Le baptiste, Paul et Diognète

Luc 3:1-22 , 1 Corinthiens 7:17-31

Culte du 7 décembre 2014
Prédication de pasteur Bertrand de Cazenove

Jean le baptiste est le 1er témoin de l’Evangile de Jésus – Christ. Malgré les siècles qui nous séparent de lui, il reste une figure exemplaire : il appelle à changer de vie, à le montrer, à être cohérent, à vivre sa vie non par procuration mais par conviction. Il ne se prêche pas lui-même, mais annonce un autre comme étant le Christ, l’envoyé de Dieu. Il en payera le prix, en étant exécuté en prison. Mais à ses interlocuteurs, notamment aux employés des impôts et aux militaires à qui l’on reprochait de faire le jeu de la puissance étrangère d’occupation, il répond par une sentence morale conventionnelle : « ne demandez pas plus, contentez-vous de votre salaire ».

Paul, l’apôtre qui a impulsé la plupart des premières communautés chrétiennes, tout en prêchant l’Evangile avec zèle et en payant également le prix, appelle à ne pas changer de situation : quand Dieu vous a appelé, écrit-il, vous viviez dans la situation que le Seigneur vous avait donnée. Donc, à part ce que je viens de vous dire (le cas d’un croyant dont le conjoint n’a pas vécu le même parcours de foi), chacun doit continuer à vivre dans cette situation.

Ce précurseur du Christ et ce fondateur d’Eglises sont déroutants. Ils apparaissent à la fois radicaux et conformistes, à la fois libres et soumis, à la fois évangéliques et libéraux.

Dans cette période de l’Avent, les Eglises invitent tout un chacun à se préparer à accueillir à nouveau la bonne nouvelle de Dieu venu en Jésus-Christ. Pour ceux qui croient que cette bonne nouvelle en est une, et qu’elle est même La Bonne Nouvelle, la question de la condition chrétienne demeure toujours d’actualité. Question de cohérence, de témoignage, de fidélité.

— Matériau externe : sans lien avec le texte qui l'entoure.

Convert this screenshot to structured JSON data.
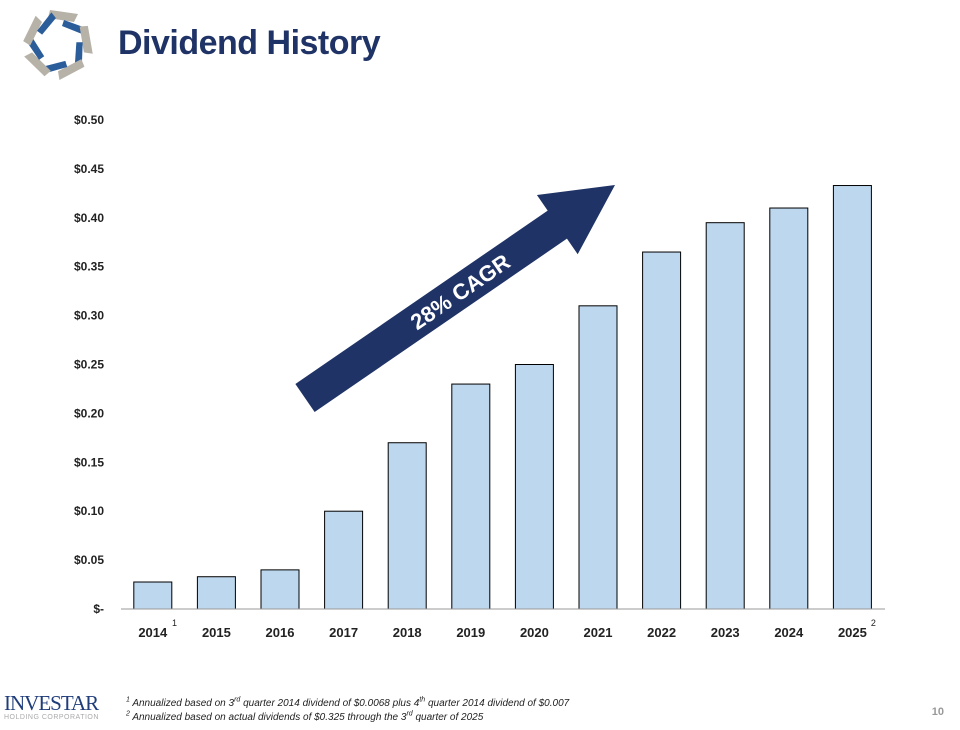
{
  "header": {
    "title": "Dividend History"
  },
  "logo": {
    "text": "INVESTAR",
    "subtext": "HOLDING CORPORATION"
  },
  "page_number": "10",
  "footnotes": [
    {
      "marker": "1",
      "parts": [
        "Annualized based on 3",
        "rd",
        " quarter 2014 dividend of $0.0068 plus 4",
        "th",
        " quarter 2014 dividend of $0.007"
      ]
    },
    {
      "marker": "2",
      "parts": [
        "Annualized based on actual dividends of $0.325 through the 3",
        "rd",
        " quarter of 2025"
      ]
    }
  ],
  "chart_data": {
    "type": "bar",
    "title": "",
    "categories": [
      "2014",
      "2015",
      "2016",
      "2017",
      "2018",
      "2019",
      "2020",
      "2021",
      "2022",
      "2023",
      "2024",
      "2025"
    ],
    "category_superscripts": {
      "2014": "1",
      "2025": "2"
    },
    "values": [
      0.0276,
      0.033,
      0.04,
      0.1,
      0.17,
      0.23,
      0.25,
      0.31,
      0.365,
      0.395,
      0.41,
      0.433
    ],
    "ylim": [
      0,
      0.5
    ],
    "yticks": [
      0,
      0.05,
      0.1,
      0.15,
      0.2,
      0.25,
      0.3,
      0.35,
      0.4,
      0.45,
      0.5
    ],
    "ytick_labels": [
      "$-",
      "$0.05",
      "$0.10",
      "$0.15",
      "$0.20",
      "$0.25",
      "$0.30",
      "$0.35",
      "$0.40",
      "$0.45",
      "$0.50"
    ],
    "grid": false,
    "bar_color": "#bdd7ee",
    "annotation": {
      "text": "28% CAGR",
      "color": "#1f3366",
      "shape": "arrow"
    }
  }
}
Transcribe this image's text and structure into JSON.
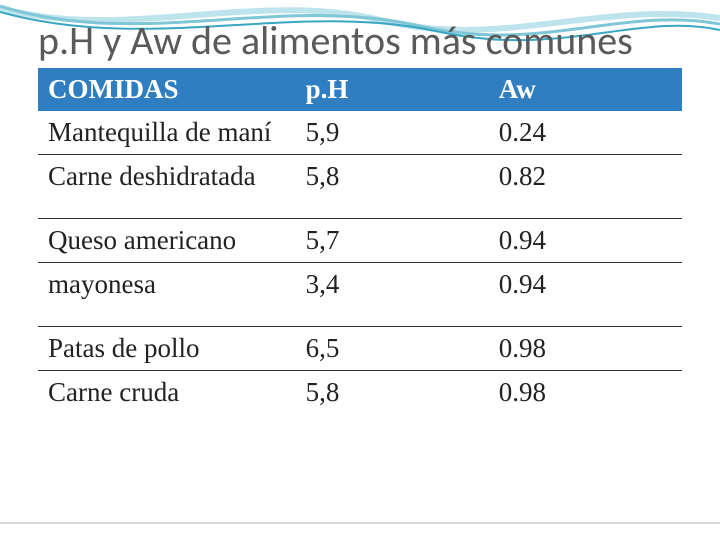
{
  "title": "p.H y Aw de alimentos más comunes",
  "title_fontsize": 40,
  "title_color": "#5a5a5a",
  "wave": {
    "stroke1": "#7fc6d6",
    "stroke2": "#3aa7c2",
    "stroke3": "#bde3ec"
  },
  "table": {
    "header_bg": "#2f7ec1",
    "header_text_color": "#ffffff",
    "cell_text_color": "#222222",
    "border_color": "#333333",
    "header_fontsize": 27,
    "cell_fontsize": 27,
    "col_widths_pct": [
      40,
      30,
      30
    ],
    "columns": [
      "COMIDAS",
      "p.H",
      "Aw"
    ],
    "groups": [
      {
        "rows": [
          [
            "Mantequilla de maní",
            "5,9",
            "0.24"
          ],
          [
            "Carne deshidratada",
            "5,8",
            "0.82"
          ]
        ]
      },
      {
        "rows": [
          [
            "Queso americano",
            "5,7",
            "0.94"
          ],
          [
            "mayonesa",
            "3,4",
            "0.94"
          ]
        ]
      },
      {
        "rows": [
          [
            "Patas de pollo",
            "6,5",
            "0.98"
          ],
          [
            "Carne cruda",
            "5,8",
            "0.98"
          ]
        ]
      }
    ]
  }
}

Un troisième témoignage peut nous aider à être ce que nous sommes : un extrait de la Lettre à Diognète. Cette lettre, d’un auteur inconnu, est estimée avoir été écrite dans les années 190 après JC, dans la ville d’Alexandrie. Elle a eu un certain impact dans les années 1950-1960 au moment de la constitution du Conseil œcuménique des Eglises, de Vatican II, du combat de Martin Luther King… Elle n’est pas parole d’Evangile, mais elle questionne et elle peut édifier celles et ceux qui veulent assumer le paradoxe de la condition chrétienne :

(Car) les Chrétiens ne se distinguent des autres hommes ni par le pays, ni par le langage, ni par les vêtements. Ils n’habitent pas de villes qui leur soient propres, ils ne se servent pas de quelque dialecte extraordinaire, leur genre de vie n’a rien de singulier. Ce n’est pas à l’imagination ou aux rêveries d’esprits agités que leur doctrine doit sa découverte ; ils ne se font pas, comme tant d’autres, les champions d’une doctrine humaine. Ils se répartissent dans les cités grecques et barbares selon le lot échu à chacun ; ils se conforment aux usages locaux pour les vêtements, la nourriture et la manière de vivre, tout en manifestant les lois extraordinaires et vraiment paradoxales de leur république spirituelle.

Ils résident chacun dans sa propre patrie, mais comme des étrangers domiciliés. Ils s’acquittent de tous leurs devoirs de citoyens, et supportent toutes les charges comme des étrangers. Toute terre étrangère leur est une patrie et toute patrie une terre étrangère. Ils se marient comme tout le monde, ils ont des enfants, mais ils n’abandonnent pas leurs nouveau-nés. Ils partagent tous la même table mais pas la même couche.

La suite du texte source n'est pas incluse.